Kerry Underwood

A CHRISTMAS CAROL BY THE HIGH COURT

with 4 comments


Given the Supreme Court decision this morning unanimously to allow the appeal against the Administrative Court’s refusal to judicially review Employment Tribunal fees, this post I wrote at the time needs another airing.

Scene: 

Any solicitor’s office in the country (except the Strand).

Solicitor:

So, Ms Peasant you have been sacked because you are pregnant and you have come in for a free interview.  Typical of your sort if I may say so.

Client: 

It’s so unfair.  I want to bring a claim.  You do no win no fee don’t you?

Solicitor: 

WE do. The State doesn’t.  Tribunal fees are £1,200.00 win or lose.

Client: 

I haven’t got that sort of money!  I am unemployed.  I’ve been sacked.

Solicitor: 

Come, come now.  I am an employment lawyer.  I know the minimum wage is £6.50 an hour.  Easy to remember; it is one hundredth of what I charge – 200 hours work and you have the fee, unless we need to appeal.  Cut out the foreign holidays. Sack the nanny – she won’t be able to afford the fee to sue you.  My little joke!

Client:  

My Mum looks after the children.  We only just got by when I was working.

Solicitor: 

There I can help you.  You need to prioritise your spending.  The High Court has said so.  Eat your existing children – Swift said that and he was a clever man, but you peasants don’t read you just watch Sky.

Client: 

We don’t have Sky.  Murdoch is nearly as right wing as the High Court.

Solicitor: 

Go down the library and read Swift.

Client: 

They’ve closed the library.

Solicitor:  

Have an abortion.  Save you money and I might be able to get your job back.

Client: 

I don’t want an abortion.  Anyway they’ve closed the clinic.

Solicitor:

Find a rich man.

Client: 

I am married.  My husband was sacked for complaining about my treatment at work.

Solicitor: 

Oh then he has a claim as well then.  Another £1,200.00 mind.

Client:  

I’ve had enough!

Solicitor: 

I advise on the law; I don’t make it.  I want to read to you what the High Court said:

“The question many potential claimants have to ask themselves is how to prioritise their spending; what priority should they give to paying fees in a possible legal claim as against many competing and pressing demands on their finances?”

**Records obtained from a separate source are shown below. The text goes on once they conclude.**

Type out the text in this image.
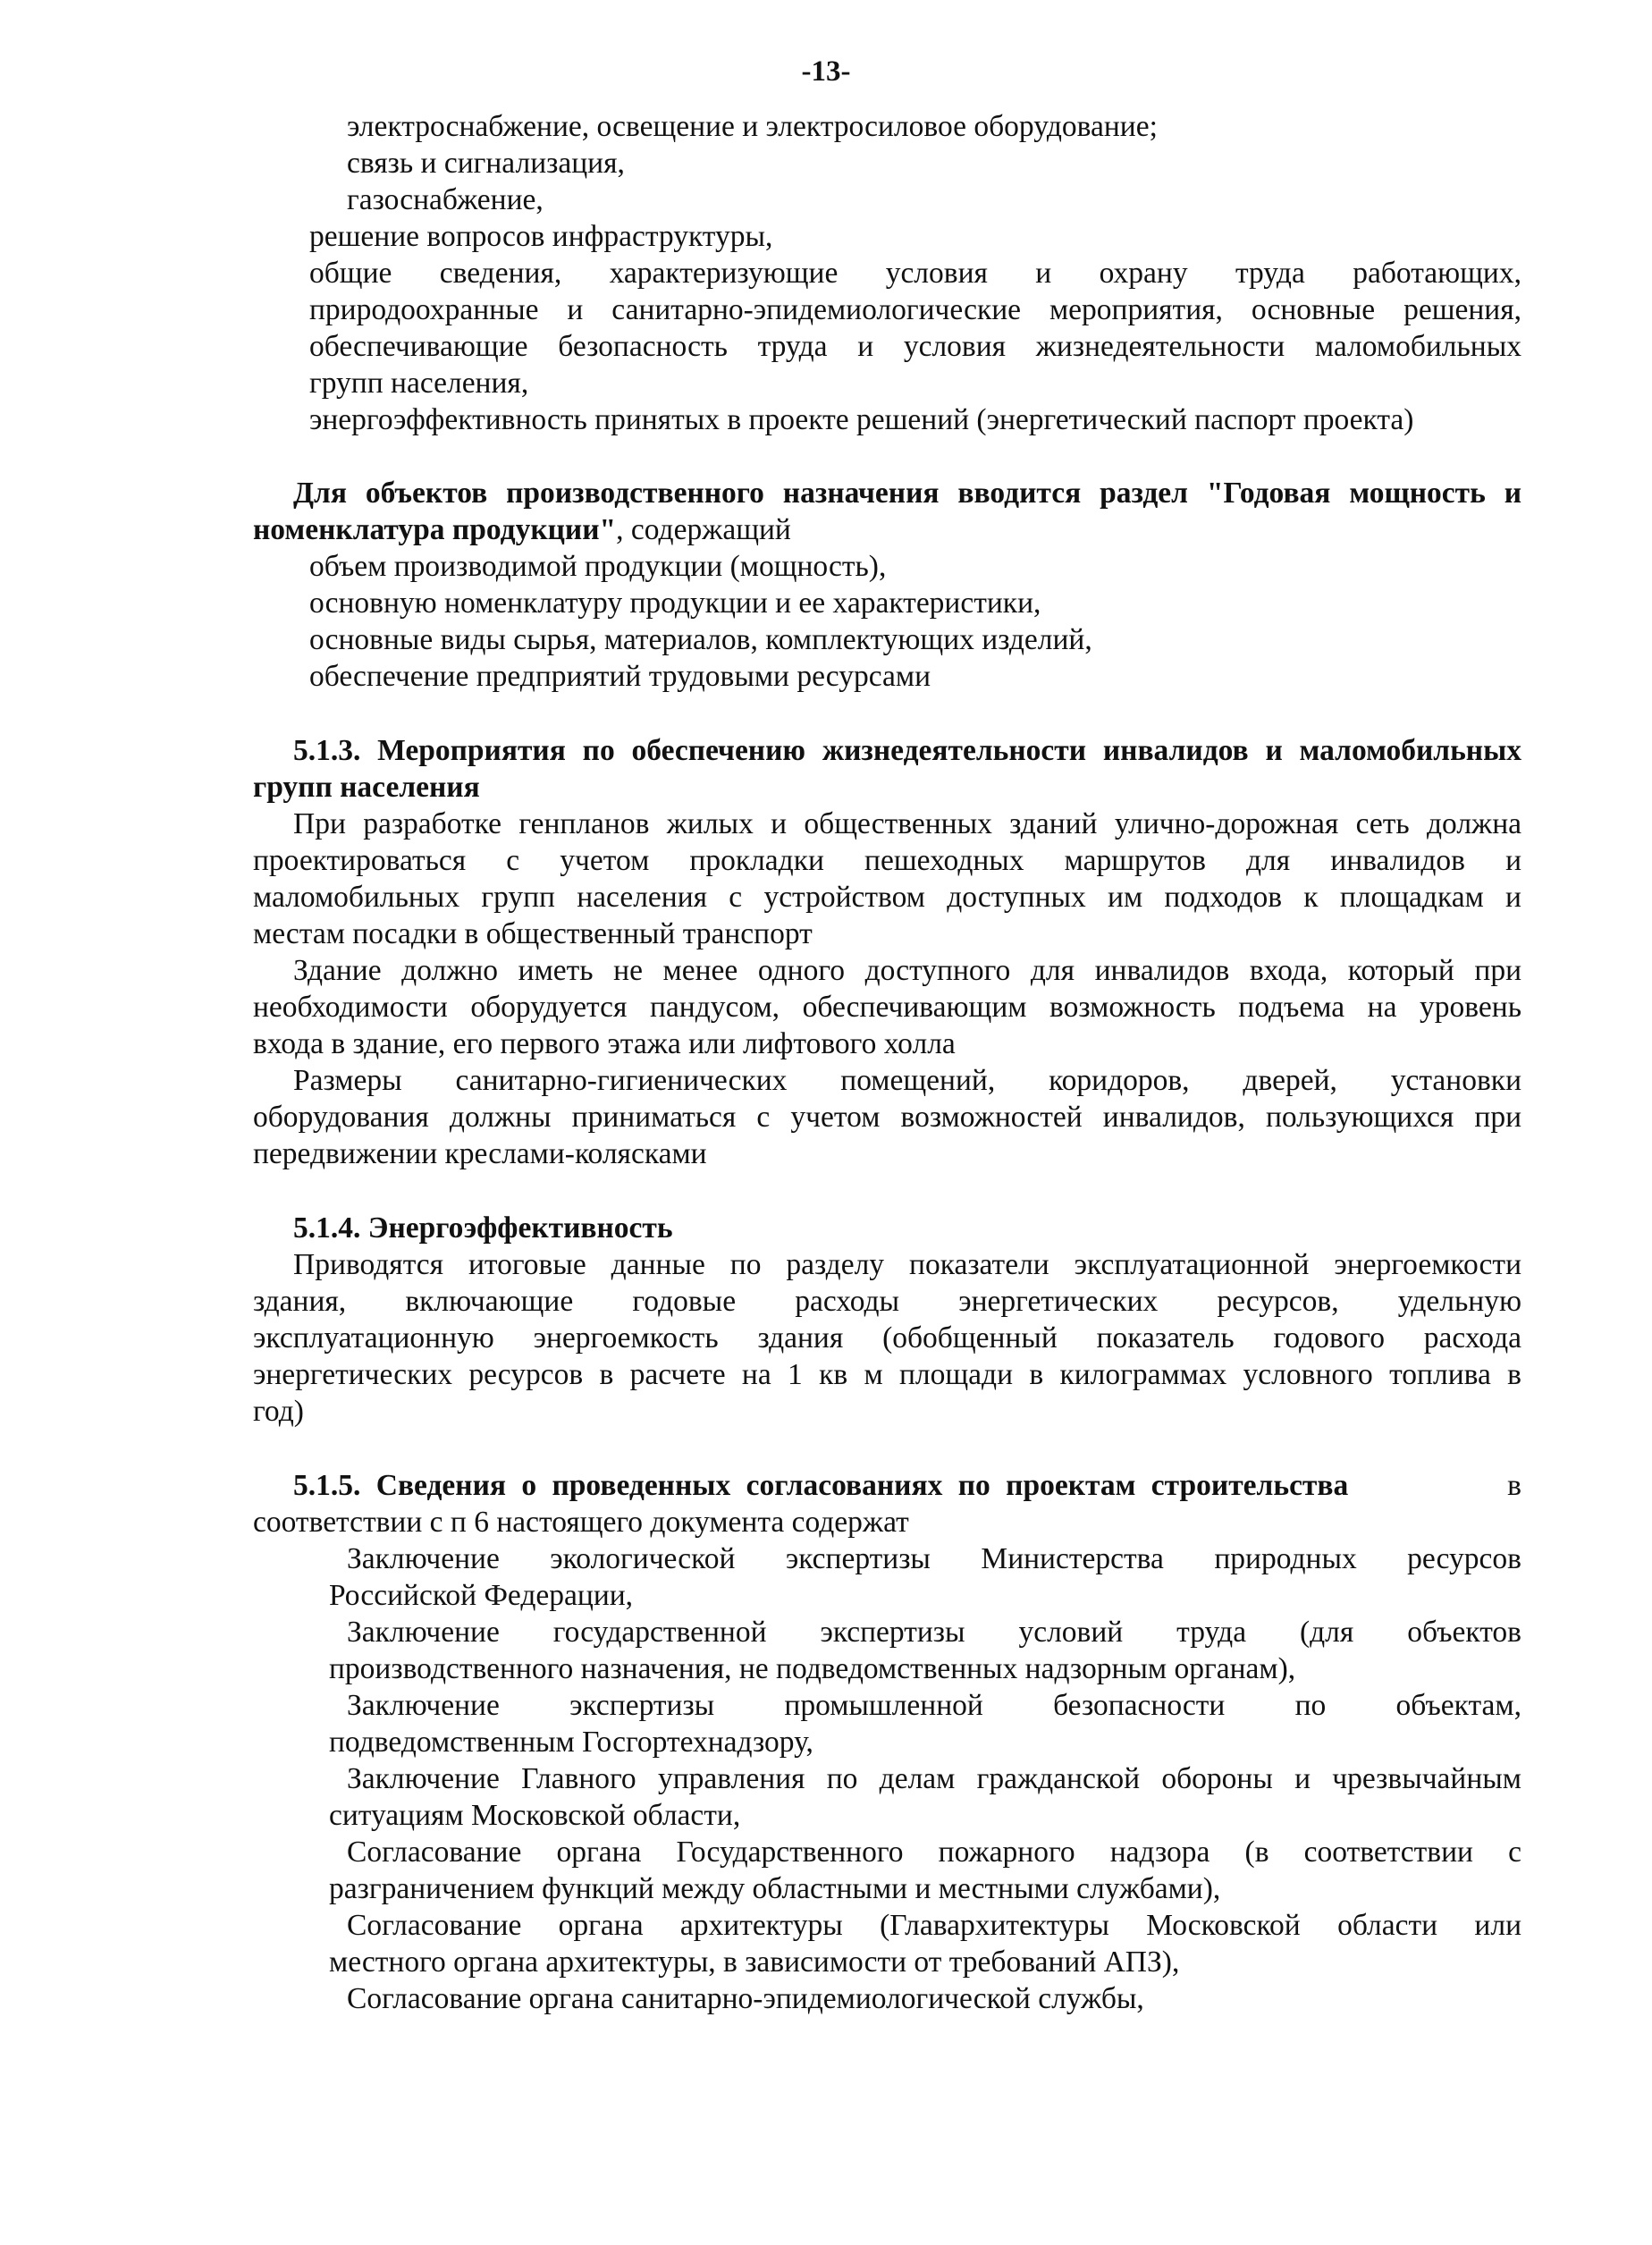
-13-
электроснабжение, освещение и электросиловое оборудование;
связь и сигнализация,
газоснабжение,
решение вопросов инфраструктуры,
общие сведения, характеризующие условия и охрану труда работающих,
природоохранные и санитарно-эпидемиологические мероприятия, основные решения,
обеспечивающие безопасность труда и условия жизнедеятельности маломобильных
групп населения,
энергоэффективность принятых в проекте решений (энергетический паспорт проекта)
Для объектов производственного назначения вводится раздел "Годовая мощность и
номенклатура продукции", содержащий
объем производимой продукции (мощность),
основную номенклатуру продукции и ее характеристики,
основные виды сырья, материалов, комплектующих изделий,
обеспечение предприятий трудовыми ресурсами
5.1.3. Мероприятия по обеспечению жизнедеятельности инвалидов и маломобильных
групп населения
При разработке генпланов жилых и общественных зданий улично-дорожная сеть должна
проектироваться с учетом прокладки пешеходных маршрутов для инвалидов и
маломобильных групп населения с устройством доступных им подходов к площадкам и
местам посадки в общественный транспорт
Здание должно иметь не менее одного доступного для инвалидов входа, который при
необходимости оборудуется пандусом, обеспечивающим возможность подъема на уровень
входа в здание, его первого этажа или лифтового холла
Размеры санитарно-гигиенических помещений, коридоров, дверей, установки
оборудования должны приниматься с учетом возможностей инвалидов, пользующихся при
передвижении креслами-колясками
5.1.4. Энергоэффективность
Приводятся итоговые данные по разделу показатели эксплуатационной энергоемкости
здания, включающие годовые расходы энергетических ресурсов, удельную
эксплуатационную энергоемкость здания (обобщенный показатель годового расхода
энергетических ресурсов в расчете на 1 кв м площади в килограммах условного топлива в
год)
5.1.5. Сведения о проведенных согласованиях по проектам строительства	в
соответствии с п 6 настоящего документа содержат
Заключение экологической экспертизы Министерства природных ресурсов
Российской Федерации,
Заключение государственной экспертизы условий труда (для объектов
производственного назначения, не подведомственных надзорным органам),
Заключение экспертизы промышленной безопасности по объектам,
подведомственным Госгортехнадзору,
Заключение Главного управления по делам гражданской обороны и чрезвычайным
ситуациям Московской области,
Согласование органа Государственного пожарного надзора (в соответствии с
разграничением функций между областными и местными службами),
Согласование органа архитектуры (Главархитектуры Московской области или
местного органа архитектуры, в зависимости от требований АПЗ),
Согласование органа санитарно-эпидемиологической службы,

It goes on a bit but basically do you want to bring a claim or eat and feed and clothe your children?

Client: 

But no-one should have to make that choice in Britain in 2014.

Solicitor:  

That’s where you are wrong.  The court said:

“The question is not whether it is difficult for someone to be able to pay – there must be many claimants in that position – it is whether it is virtually impossible and excessively difficult for them to do so”.

Client:  

That’s wicked.

Solicitor: 

That’s the High Court. Lord Justice Elias is paid £198,674.00 and Mr Justice Foskett £174,481.00 so they know all about having to count the pennies.

Client:

Surely Labour will change all this.

Solicitor: 

Nope.

Client:  

I think I will vote for the Fascists then.

Solicitor:

They tried that in Germany.    Didn’t do them much good. Nice rallies mind.

Client leaves.  Solicitor hums the Horst Wessel.  There is a muffled explosion.  The local court is in ruins.

Advertisements

Written by kerryunderwood

July 26, 2017 at 10:31 am

Posted in Uncategorized

4 Responses

Subscribe to comments with RSS.

  1. Reblogged this on | truthaholics and commented:
    “There are rules and reasons for the rules” as D. Kennedy said, “Legal reasoning refers to interpretative fidelity of judges who are bound by the legal formulation of the right; the duty to be faithful to it in their interpretation and application; this duty is counterbalanced so to speak by legislative duty, which is appealing to the political values of the community.” ~ A Critique of Adjudication, [1997]

    truthaholics

    July 26, 2017 at 10:51 am

  2. Too bloody right

    Neil

    Neil Davies
    DIRECTOR – Solicitor
    Neil Davies and Partners
    Calcameron House
    36B Water Street
    Birmingham
    B3 1HP

    DX 13037
    Birmingham

    Tel: 0121 200 7040
    DDI: 0121 200 7042
    Fax: 0121 200 7041
    Mob: 07825 326857
    E-mail: neild@ndandp.co.uk
    http://www.ndandp.co.uk

    [nd&p lh final]

    [Winner Law Society logo][Law Firm up to 4 Partners logo 2017][Partner of the Year 2017]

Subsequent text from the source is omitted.